Retour en France métropolitaine, dans la 4e circonscription du Loiret, où le député sortant LR Jean-Pierre Door affrontait ses adversaires de juin, le frontiste Ludovic Marchetti et la marcheuse Mélusine Harlé, dans une circonscription solidement ancrée à droite. Si les deux finalistes sont partis pour être les mêmes, les scores, eux, ne sont pas à la faveur de la majorité sortante, laissant deviner une érosion de l'électorat LREM quand il n'est plus porté par la fameuse vague des législatives 2017. Ainsi, alors que Mélusine Harlé avait viré de cinq points en tête en juin dernier, c'est Jean-Pierre Door qui reprend le leadership au soir du premier tour, avec plus de 38% des voix contre 20% pour sa challengeuse, pour qui le second tour s'annonce plus délicat qu'en juin. "Nous allons nous battre jusqu'au bout mais oui, nous payons certaines mesures du gouvernement", a-t-elle d'ailleurs convenu dans la soirée. Chez les autres partis, le FN perd plus de trois points, quand la gauche, du PS au PCF en passant par LFI, évolue entre 5 et 6,6%.

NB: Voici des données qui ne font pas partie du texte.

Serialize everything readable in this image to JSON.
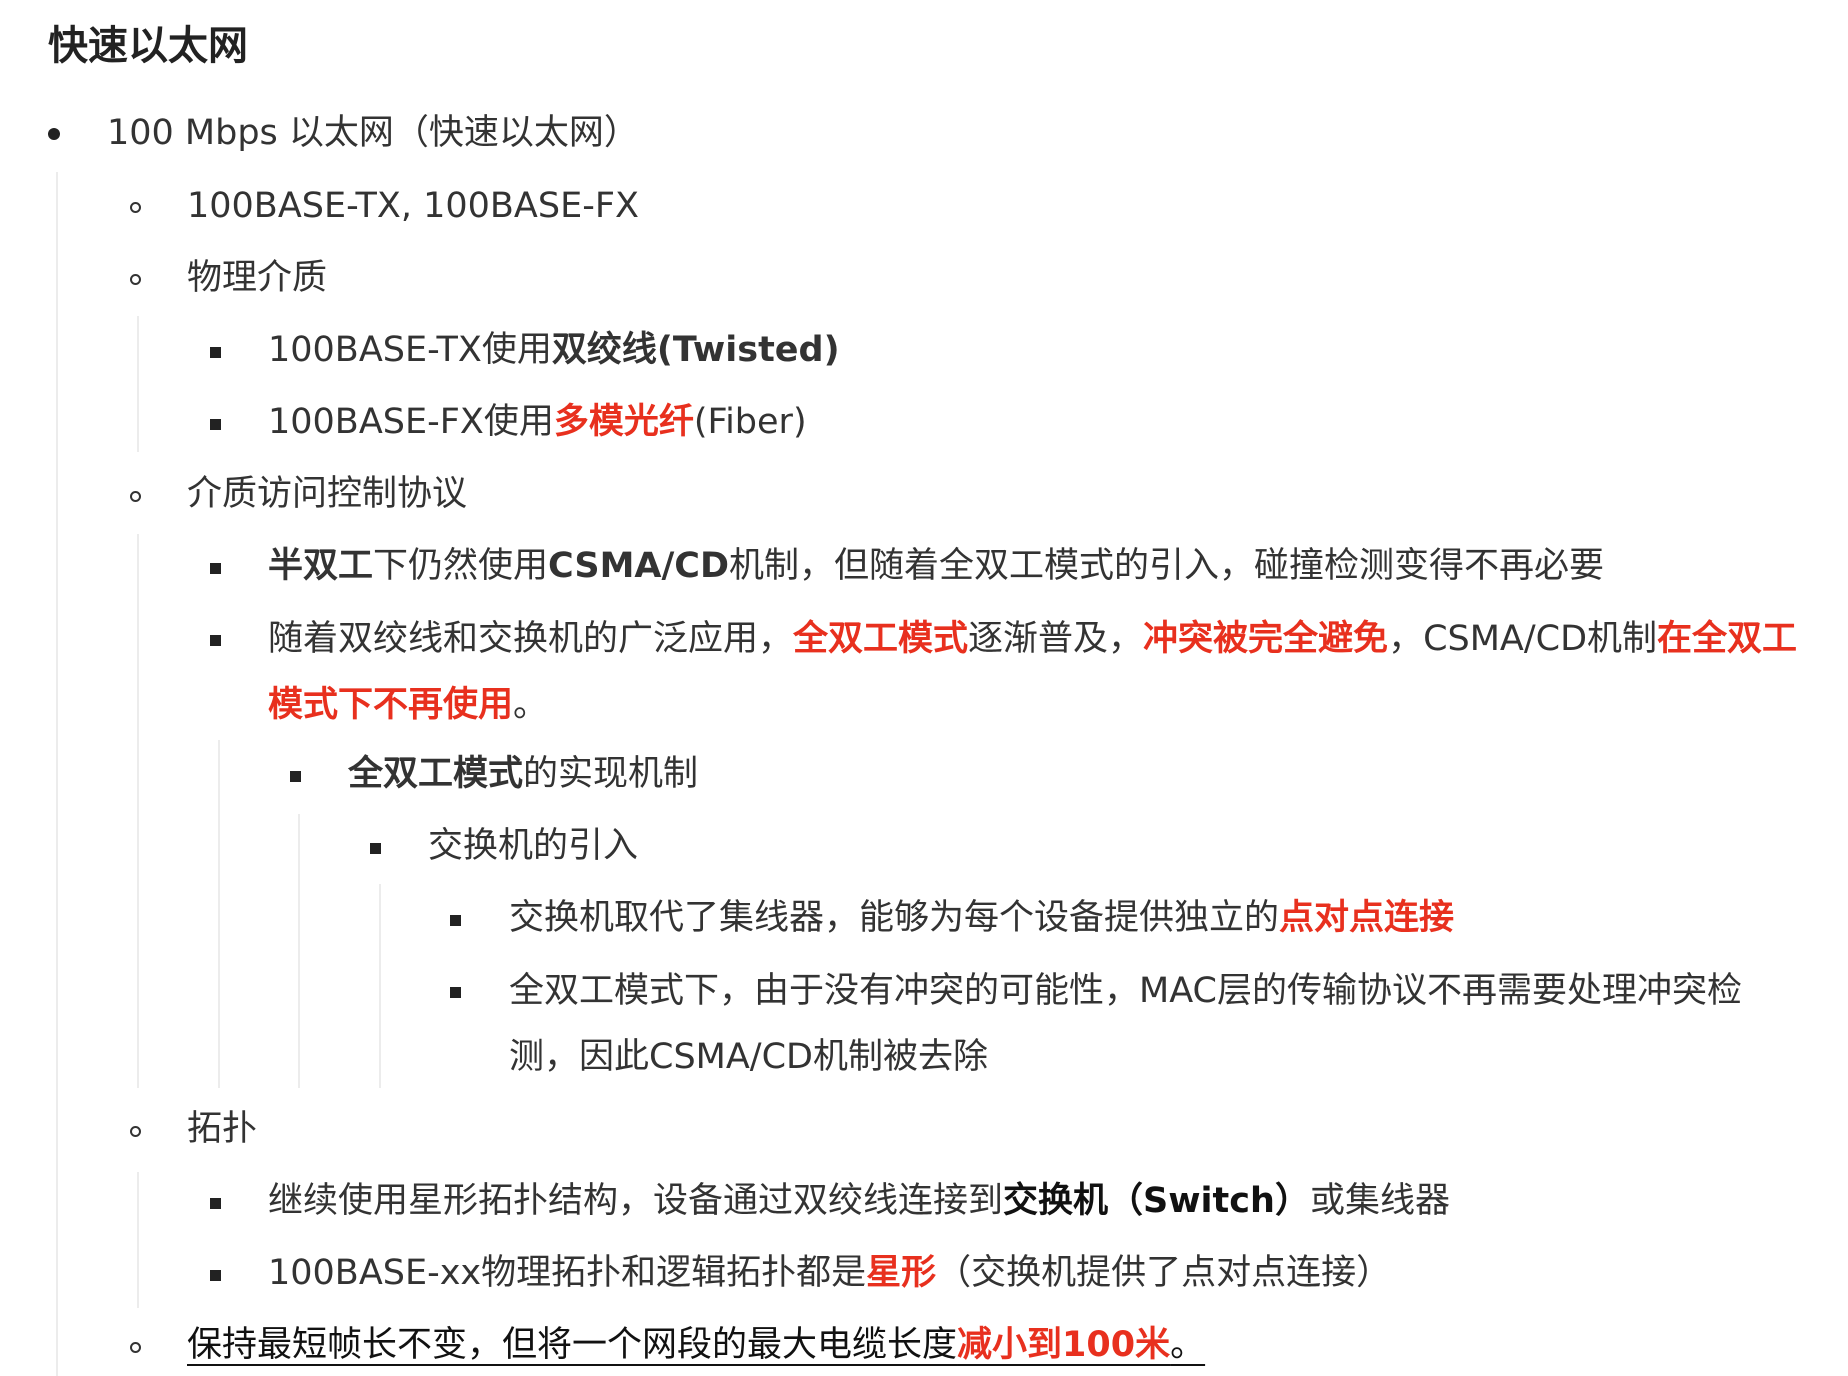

La situation du Loiret n'est d'ailleurs pas sans rappeler celle de la semaine passée dans la 8e circonscription de Haute-Garonne où, après avoir remporté son siège sur un fil en juin dernier, malgré une situation compromise au 1er tour, le socialiste Joël Aviragnet a largement creusé l'écart avec son adversaire LREM. Vainqueur de 91 voix avant de voir le scrutin annulé, cet élu socialiste, un des rares à n'avoir pas voté la confiance au gouvernement, disposait de plus de 10.000 voix d'avance sur Michel Montsarrat, soit un score écrasant de 70 à 30%. 

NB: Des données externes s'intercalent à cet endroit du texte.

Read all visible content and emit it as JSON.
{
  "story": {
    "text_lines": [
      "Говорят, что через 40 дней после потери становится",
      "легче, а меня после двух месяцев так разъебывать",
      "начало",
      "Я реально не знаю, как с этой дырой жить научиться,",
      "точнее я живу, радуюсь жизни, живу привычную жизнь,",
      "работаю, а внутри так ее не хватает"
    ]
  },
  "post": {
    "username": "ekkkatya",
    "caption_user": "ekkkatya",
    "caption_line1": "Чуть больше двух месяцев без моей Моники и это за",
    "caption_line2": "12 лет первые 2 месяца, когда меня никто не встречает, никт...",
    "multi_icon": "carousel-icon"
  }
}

Un résultat qui vient à point nommé pour un PS en pleine reconstruction. Quant à La République en marche, elle n'a plus qu'à serrer les dents jusqu'au 25 mars à Mayotte, et attendre ensuite les scrutins des 8, 15 et 22 avril, dans la 5e circonscription des Français établis hors de France (Espagne, Andorre, Portugal, Monaco) et  à Wallis-et-Futuna, pour espérer faire mieux que sa prédécesseuse à l'Assemblée. Sur 16 scrutins partiels, la majorité pro-Hollande n'avait conservé que... 4 sièges.